All’inizio cercavo di ricordare tutto alla perfezione, le sue frasi, i pensieri… poi ho compreso che non dovevo avere ansia, perché tutto ciò che voleva raccontare era già nelle sue parole (Roberta Bellesini)
Caro Giorgio, il tuo nome ha molte sfaccettature (dall’imperiale Latino “Georgius”, al Bizantino Georgios) ma, di fatto, connota (come ricordano gli antichi Greci) chi, come coltivatore, è capace di stimolare la crescita di quello che, Madre Terra, offre.
In questi ultimi dieci anni sono accadute tante cose e, forse, molte di più se ne sono estrinsecate in quel tremendo 2014.

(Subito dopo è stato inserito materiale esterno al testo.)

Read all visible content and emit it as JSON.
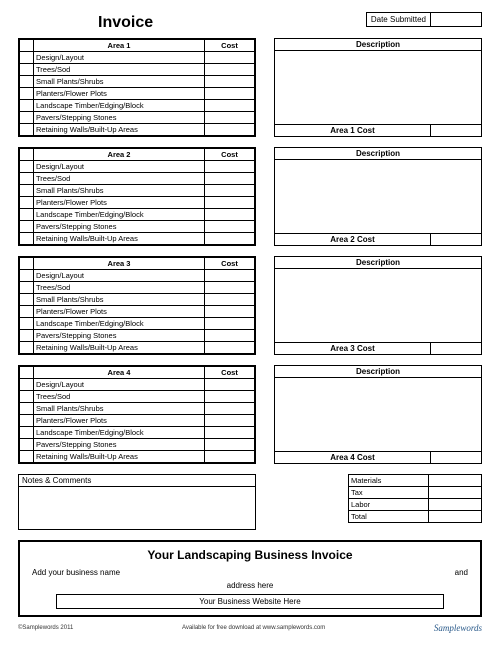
{
  "title": "Invoice",
  "date_label": "Date Submitted",
  "area_items": [
    "Design/Layout",
    "Trees/Sod",
    "Small Plants/Shrubs",
    "Planters/Flower Plots",
    "Landscape Timber/Edging/Block",
    "Pavers/Stepping Stones",
    "Retaining Walls/Built-Up Areas"
  ],
  "cost_header": "Cost",
  "desc_header": "Description",
  "areas": [
    {
      "name": "Area 1",
      "cost_label": "Area 1 Cost"
    },
    {
      "name": "Area 2",
      "cost_label": "Area 2 Cost"
    },
    {
      "name": "Area 3",
      "cost_label": "Area 3 Cost"
    },
    {
      "name": "Area 4",
      "cost_label": "Area 4 Cost"
    }
  ],
  "notes_label": "Notes & Comments",
  "totals": [
    "Materials",
    "Tax",
    "Labor",
    "Total"
  ],
  "footer": {
    "title": "Your Landscaping Business Invoice",
    "business_name": "Add your business name",
    "and": "and",
    "address": "address here",
    "website": "Your Business Website Here"
  },
  "credits": {
    "left": "©Samplewords 2011",
    "mid": "Available for free download at www.samplewords.com",
    "right": "Samplewords"
  }
}
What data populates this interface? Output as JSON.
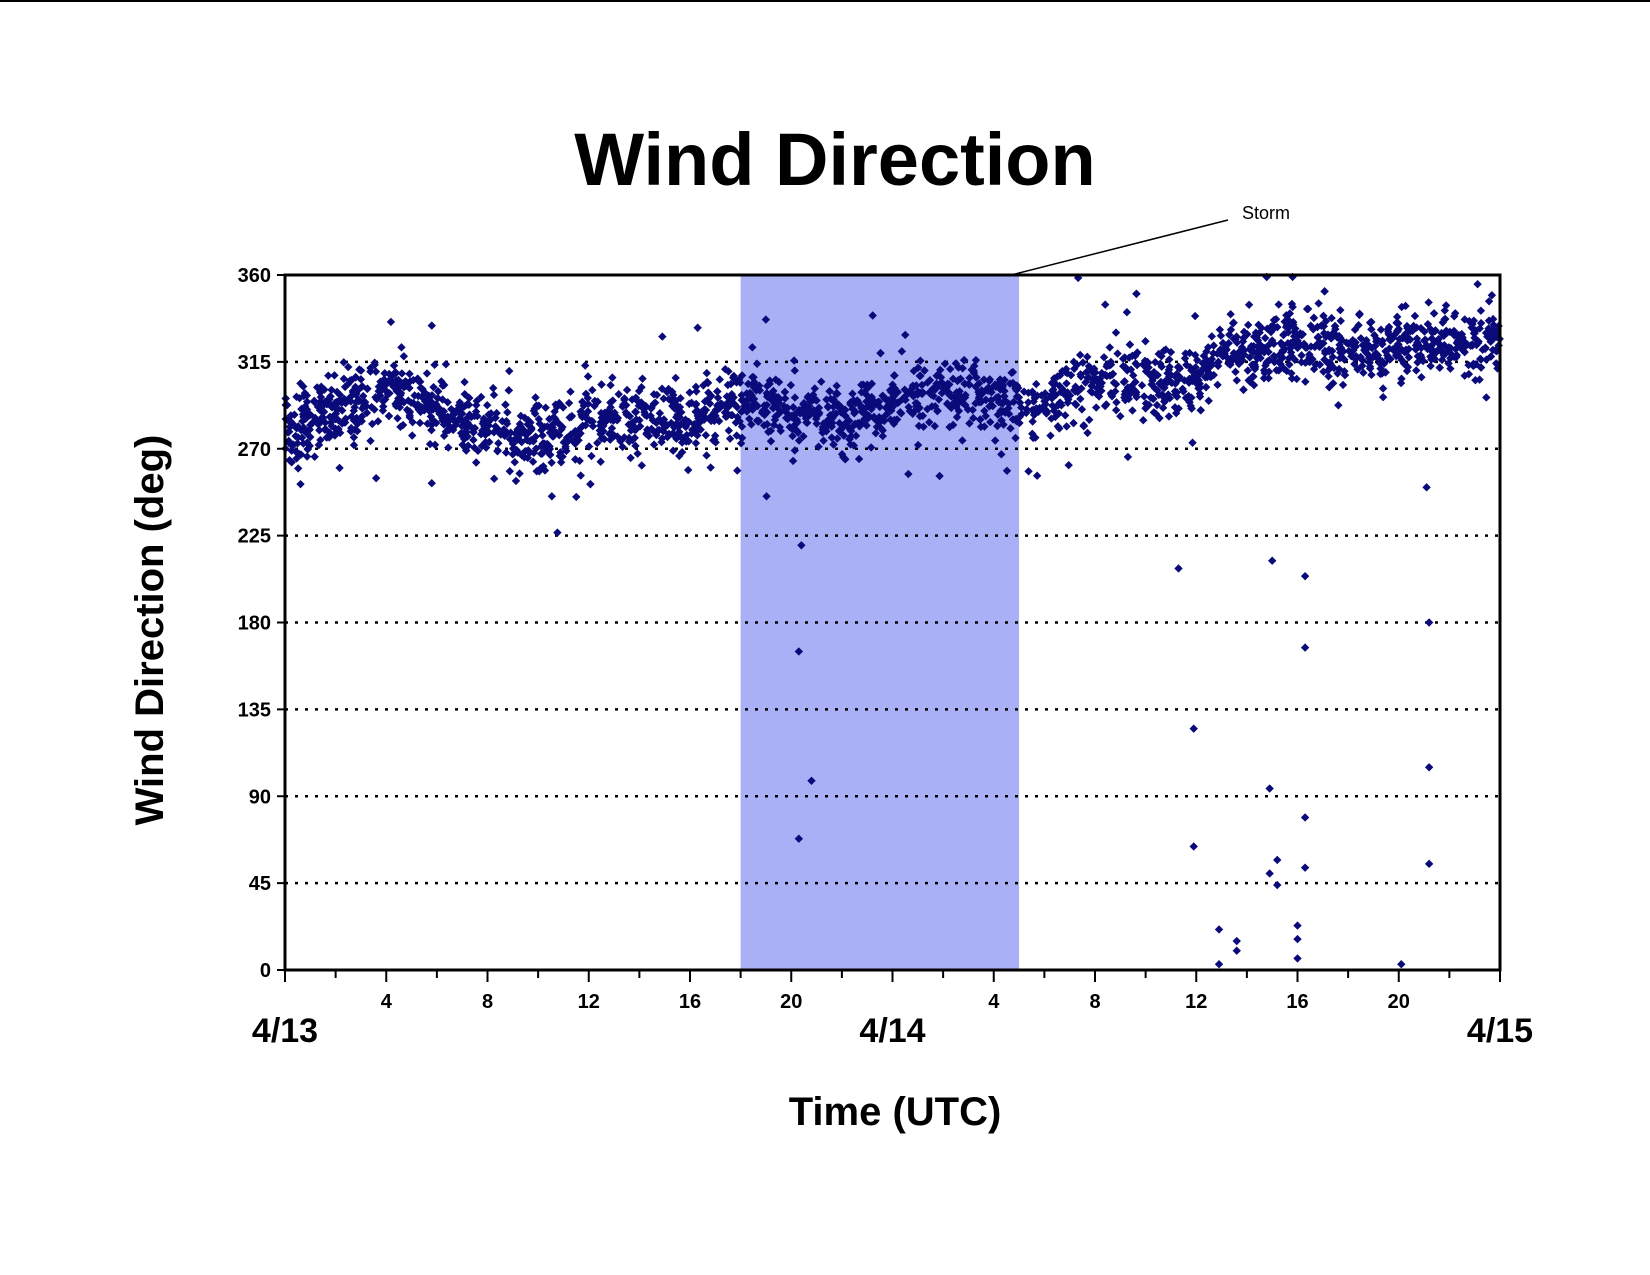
{
  "chart_data": {
    "type": "scatter",
    "title": "Wind Direction",
    "xlabel": "Time (UTC)",
    "ylabel": "Wind Direction (deg)",
    "xlim": [
      0,
      48
    ],
    "ylim": [
      0,
      360
    ],
    "y_ticks": [
      0,
      45,
      90,
      135,
      180,
      225,
      270,
      315,
      360
    ],
    "x_tick_labels": [
      {
        "hour": 4,
        "label": "4"
      },
      {
        "hour": 8,
        "label": "8"
      },
      {
        "hour": 12,
        "label": "12"
      },
      {
        "hour": 16,
        "label": "16"
      },
      {
        "hour": 20,
        "label": "20"
      },
      {
        "hour": 28,
        "label": "4"
      },
      {
        "hour": 32,
        "label": "8"
      },
      {
        "hour": 36,
        "label": "12"
      },
      {
        "hour": 40,
        "label": "16"
      },
      {
        "hour": 44,
        "label": "20"
      }
    ],
    "date_labels": [
      {
        "hour": 0,
        "label": "4/13"
      },
      {
        "hour": 24,
        "label": "4/14"
      },
      {
        "hour": 48,
        "label": "4/15"
      }
    ],
    "grid": "horizontal dotted at 45-degree intervals",
    "shaded_region": {
      "start_hour": 18,
      "end_hour": 29,
      "color": "#aab0f5",
      "annotation": "Storm"
    },
    "marker_color": "#0a0a7a",
    "series": [
      {
        "trend": [
          [
            0,
            280
          ],
          [
            2,
            290
          ],
          [
            4,
            300
          ],
          [
            6,
            290
          ],
          [
            8,
            280
          ],
          [
            10,
            275
          ],
          [
            12,
            285
          ],
          [
            14,
            285
          ],
          [
            16,
            283
          ],
          [
            18,
            295
          ],
          [
            20,
            290
          ],
          [
            22,
            285
          ],
          [
            24,
            295
          ],
          [
            26,
            300
          ],
          [
            28,
            295
          ],
          [
            30,
            293
          ],
          [
            32,
            305
          ],
          [
            34,
            307
          ],
          [
            36,
            305
          ],
          [
            37,
            320
          ],
          [
            40,
            325
          ],
          [
            42,
            320
          ],
          [
            44,
            325
          ],
          [
            46,
            325
          ],
          [
            48,
            325
          ]
        ],
        "outliers": [
          [
            20.3,
            165
          ],
          [
            20.3,
            68
          ],
          [
            20.8,
            98
          ],
          [
            20.4,
            220
          ],
          [
            35.9,
            125
          ],
          [
            35.9,
            64
          ],
          [
            35.3,
            208
          ],
          [
            36.9,
            21
          ],
          [
            36.9,
            3
          ],
          [
            37.6,
            15
          ],
          [
            37.6,
            10
          ],
          [
            38.9,
            94
          ],
          [
            38.9,
            50
          ],
          [
            39.2,
            44
          ],
          [
            39.2,
            57
          ],
          [
            40.0,
            23
          ],
          [
            40.0,
            16
          ],
          [
            40.0,
            6
          ],
          [
            40.3,
            204
          ],
          [
            40.3,
            167
          ],
          [
            40.3,
            79
          ],
          [
            40.3,
            53
          ],
          [
            44.1,
            3
          ],
          [
            45.2,
            180
          ],
          [
            45.2,
            105
          ],
          [
            45.2,
            55
          ],
          [
            45.1,
            250
          ],
          [
            39.0,
            212
          ]
        ]
      }
    ]
  }
}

Dalla prima crisi Ucraina, alla nascita del Califfato in Iraq e Siria (ISIS); dalla infinita guerra di Gaza all’allarme Ebola.
Tutti eventi che, a ben riflettere, abbiamo rimosso dal campo della nostra memoria cosciente.
Eppure, ripensando a te, questo tempo diventa “strano” perché dilata la sua percezione, diventando, al tempo stesso, tantissimo e pochissimo.
Ricordiamo la tua voce, i tuoi personaggi televisivi, le tue canzoni, i tuoi libri.
La magia di Giorgio Faletti che, a un certo punto della sua vita è sembrato ingranare tutto, riuscendo a realizzare, con profondità e leggerezza, ogni cosa che immaginava di portare a termine.
La percezione è che, molti di noi, abbiamo voglia di ricordarti.
Forse perché hai lasciato una bella immagine di te, come persona, a prescindere dai personaggi interpretati.
Sono un giocatore. Non sono mai immobile. Non mi ripeto. Investigo, corro, rischio, sperimento. Vorrei che la gente sapesse che in tutti questi anni non mi sono mai fermato. Continuo a cercare strade nuove.
Ma, se ce lo consenti, apriamo l’album dei ricordi.
Una laurea in Giurisprudenza e, poi, l’esordio in Televisione nel 1983 come cabarettista. Solo due anni dopo, nel 1985, conquisti il pubblico di Drive in e, il tuo “Vito Catozzo” entra a far parte della storia dell’etere televisivo.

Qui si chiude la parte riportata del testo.